In a Bayesian framework, we are not forced to assume that item parameters are fixed and known quantities. We can take samples from their posterior distributions to take into account the fact that we are not dealing with true values. The current version of dexter does not include a user-level function to do that, but we can easily tinker with some of its internal functions. Function theta_score_distribution
estimates ability from a score distribution, and function pscore
produces the expected score distribution given an ability and item parameters.
First, we run a Bayesian calibration and store the results for convenience.
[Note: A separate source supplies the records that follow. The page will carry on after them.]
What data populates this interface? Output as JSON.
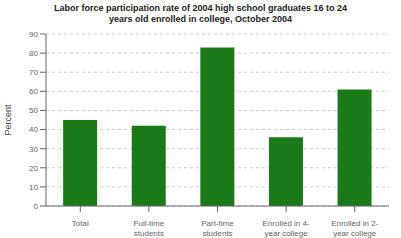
{
  "chart_data": {
    "type": "bar",
    "title": "Labor force participation rate of 2004 high school graduates 16 to 24\nyears old enrolled in college, October 2004",
    "categories": [
      "Total",
      "Full-time\nstudents",
      "Part-time\nstudents",
      "Enrolled in 4-\nyear college",
      "Enrolled in 2-\nyear college"
    ],
    "values": [
      45,
      42,
      83,
      36,
      61
    ],
    "color": "#1a7a1a",
    "ylabel": "Percent",
    "ylim": [
      0,
      90
    ],
    "yticks": [
      0,
      10,
      20,
      30,
      40,
      50,
      60,
      70,
      80,
      90
    ],
    "grid": true
  }
}
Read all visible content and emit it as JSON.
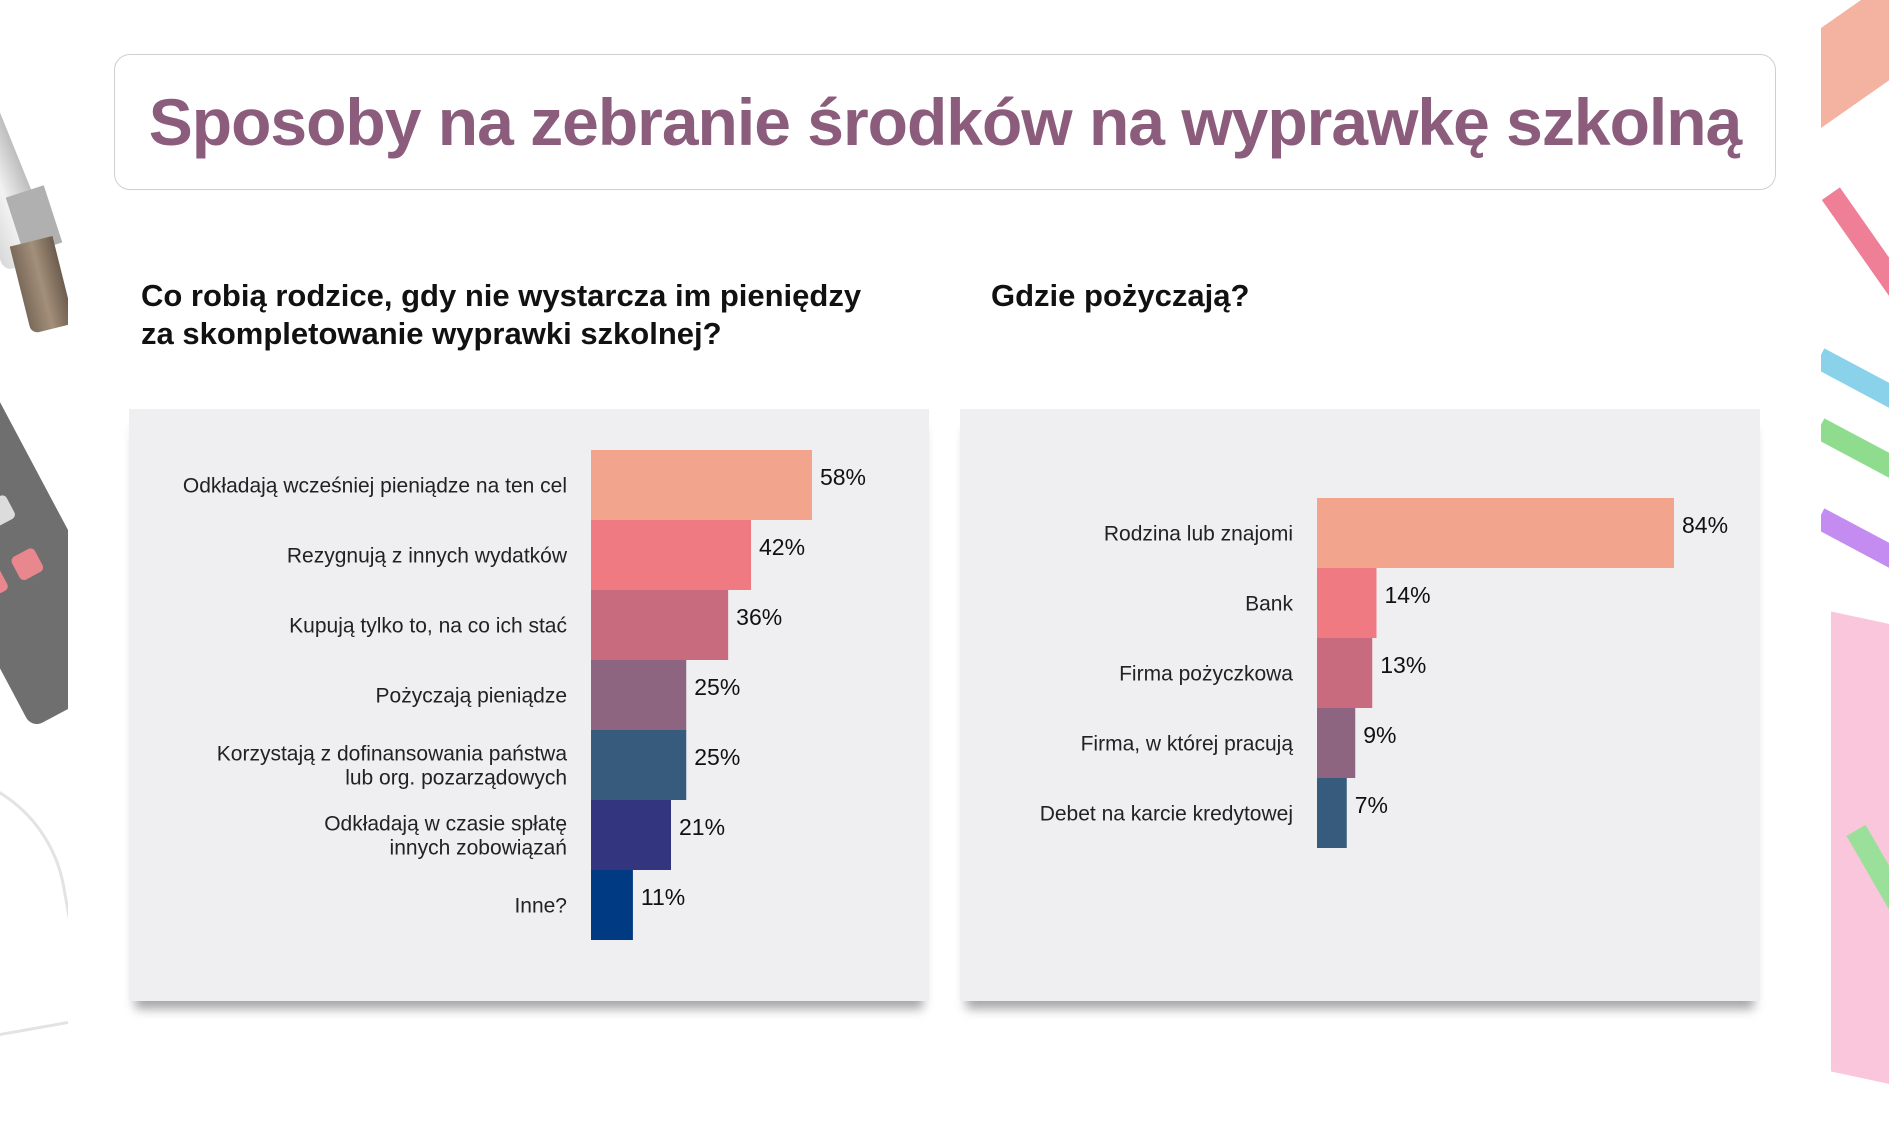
{
  "title": "Sposoby na zebranie środków na wyprawkę szkolną",
  "colors": {
    "title": "#8b5c7b",
    "palette": [
      "#f2a58c",
      "#ef7a82",
      "#c96b7f",
      "#8e6580",
      "#365b7d",
      "#33357e",
      "#003a83"
    ]
  },
  "chart_data": [
    {
      "type": "bar",
      "orientation": "horizontal",
      "title": "Co robią rodzice, gdy nie wystarcza im pieniędzy za skompletowanie wyprawki szkolnej?",
      "title_lines": [
        "Co robią rodzice, gdy nie wystarcza im pieniędzy",
        "za skompletowanie wyprawki szkolnej?"
      ],
      "unit": "%",
      "categories": [
        [
          "Odkładają wcześniej pieniądze na ten cel"
        ],
        [
          "Rezygnują z innych wydatków"
        ],
        [
          "Kupują tylko to, na co ich stać"
        ],
        [
          "Pożyczają pieniądze"
        ],
        [
          "Korzystają z dofinansowania państwa",
          "lub org. pozarządowych"
        ],
        [
          "Odkładają w czasie spłatę",
          "innych zobowiązań"
        ],
        [
          "Inne?"
        ]
      ],
      "values": [
        58,
        42,
        36,
        25,
        25,
        21,
        11
      ],
      "labels": [
        "58%",
        "42%",
        "36%",
        "25%",
        "25%",
        "21%",
        "11%"
      ]
    },
    {
      "type": "bar",
      "orientation": "horizontal",
      "title": "Gdzie pożyczają?",
      "title_lines": [
        "Gdzie pożyczają?"
      ],
      "unit": "%",
      "categories": [
        [
          "Rodzina lub znajomi"
        ],
        [
          "Bank"
        ],
        [
          "Firma pożyczkowa"
        ],
        [
          "Firma, w której pracują"
        ],
        [
          "Debet na karcie kredytowej"
        ]
      ],
      "values": [
        84,
        14,
        13,
        9,
        7
      ],
      "labels": [
        "84%",
        "14%",
        "13%",
        "9%",
        "7%"
      ]
    }
  ]
}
We will use the simulated data from the first example.
f_b = fit_enorm(simulated, method="Bayes")
b = colMeans(f_b$est$b)
a = f_b$est$a
first = f_b$inputs$ssI$first
last = f_b$inputs$ssI$last
scoretab = f_b$inputs$stb$N
We then produce a plot of observed and estimated frequencies.
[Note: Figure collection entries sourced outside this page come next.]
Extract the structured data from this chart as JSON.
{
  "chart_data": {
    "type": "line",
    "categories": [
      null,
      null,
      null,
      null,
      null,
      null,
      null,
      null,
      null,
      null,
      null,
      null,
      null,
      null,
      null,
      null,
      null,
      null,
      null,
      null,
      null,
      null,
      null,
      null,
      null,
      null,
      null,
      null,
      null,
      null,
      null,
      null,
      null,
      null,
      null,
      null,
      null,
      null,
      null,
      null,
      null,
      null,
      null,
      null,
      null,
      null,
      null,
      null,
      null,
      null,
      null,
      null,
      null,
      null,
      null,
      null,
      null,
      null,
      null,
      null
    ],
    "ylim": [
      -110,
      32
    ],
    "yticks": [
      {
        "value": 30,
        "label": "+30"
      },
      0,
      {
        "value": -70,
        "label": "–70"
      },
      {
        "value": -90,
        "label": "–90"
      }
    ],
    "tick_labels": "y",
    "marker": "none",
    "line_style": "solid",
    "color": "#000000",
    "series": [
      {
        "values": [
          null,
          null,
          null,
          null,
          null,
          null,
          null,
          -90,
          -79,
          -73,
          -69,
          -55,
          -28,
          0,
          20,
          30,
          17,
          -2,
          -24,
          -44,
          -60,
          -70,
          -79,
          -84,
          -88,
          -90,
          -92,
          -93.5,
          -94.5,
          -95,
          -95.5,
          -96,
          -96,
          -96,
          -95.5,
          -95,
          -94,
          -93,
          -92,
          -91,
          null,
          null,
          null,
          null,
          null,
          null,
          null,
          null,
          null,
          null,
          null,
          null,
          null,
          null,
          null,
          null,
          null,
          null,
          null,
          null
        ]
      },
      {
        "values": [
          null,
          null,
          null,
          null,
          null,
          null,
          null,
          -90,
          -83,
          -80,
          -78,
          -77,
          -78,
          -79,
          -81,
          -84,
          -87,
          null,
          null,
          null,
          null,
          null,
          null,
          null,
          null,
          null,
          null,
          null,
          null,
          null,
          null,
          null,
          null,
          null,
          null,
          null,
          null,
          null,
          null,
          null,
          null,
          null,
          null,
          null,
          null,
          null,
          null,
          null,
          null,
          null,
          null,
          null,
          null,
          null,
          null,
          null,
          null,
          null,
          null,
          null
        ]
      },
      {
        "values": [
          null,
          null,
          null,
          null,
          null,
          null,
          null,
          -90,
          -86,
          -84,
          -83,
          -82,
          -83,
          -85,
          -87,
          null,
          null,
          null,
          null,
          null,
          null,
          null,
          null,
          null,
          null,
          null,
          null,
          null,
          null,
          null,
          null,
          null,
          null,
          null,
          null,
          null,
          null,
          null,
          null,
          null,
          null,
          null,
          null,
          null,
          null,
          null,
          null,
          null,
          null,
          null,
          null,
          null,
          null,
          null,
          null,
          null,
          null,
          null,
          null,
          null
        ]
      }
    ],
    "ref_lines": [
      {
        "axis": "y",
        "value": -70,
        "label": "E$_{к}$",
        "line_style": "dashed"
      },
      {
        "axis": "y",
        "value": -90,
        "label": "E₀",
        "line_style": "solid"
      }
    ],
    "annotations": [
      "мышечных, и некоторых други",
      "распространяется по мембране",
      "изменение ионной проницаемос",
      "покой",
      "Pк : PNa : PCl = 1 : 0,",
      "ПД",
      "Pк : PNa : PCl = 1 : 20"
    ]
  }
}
plot(0:sum(a[last]), scoretab, col="green", pch=19,
xlab="Test-score", ylab="Frequency", cex=0.7)
theta.est = dexter:::theta_score_distribution(b,a,first,last,scoretab)
score.est = dexter:::pscore(theta.est,b,a,first,last)
for (i in 1:20)
{
indx=sample(1:500,1)
b=f_b$est$b[indx,]
theta.est=dexter:::theta_score_distribution(b,a,first,last,scoretab)
score.est=dexter:::pscore(theta.est,b,a,first,last)
lines(0:sum(a[last]),score.est*2000,col="gray",pch=19,cex=0.7)
}
The gray band is now not a single line but 20 lines superimposed, each of them showing the frequencies predicted from one of 20 draws from the posterior of the item parameters. As before, the green dots show the observed frequencies.
dbDisconnect(db2)
Paul De Boeck, Mark Wilson, ed. 2004. Explanatory Item Response Models. Springer.
Vansteelandt, K. 2000. “Formal Methods for Contextualized Personality Psychology.” PhD thesis, K. U. Leuven.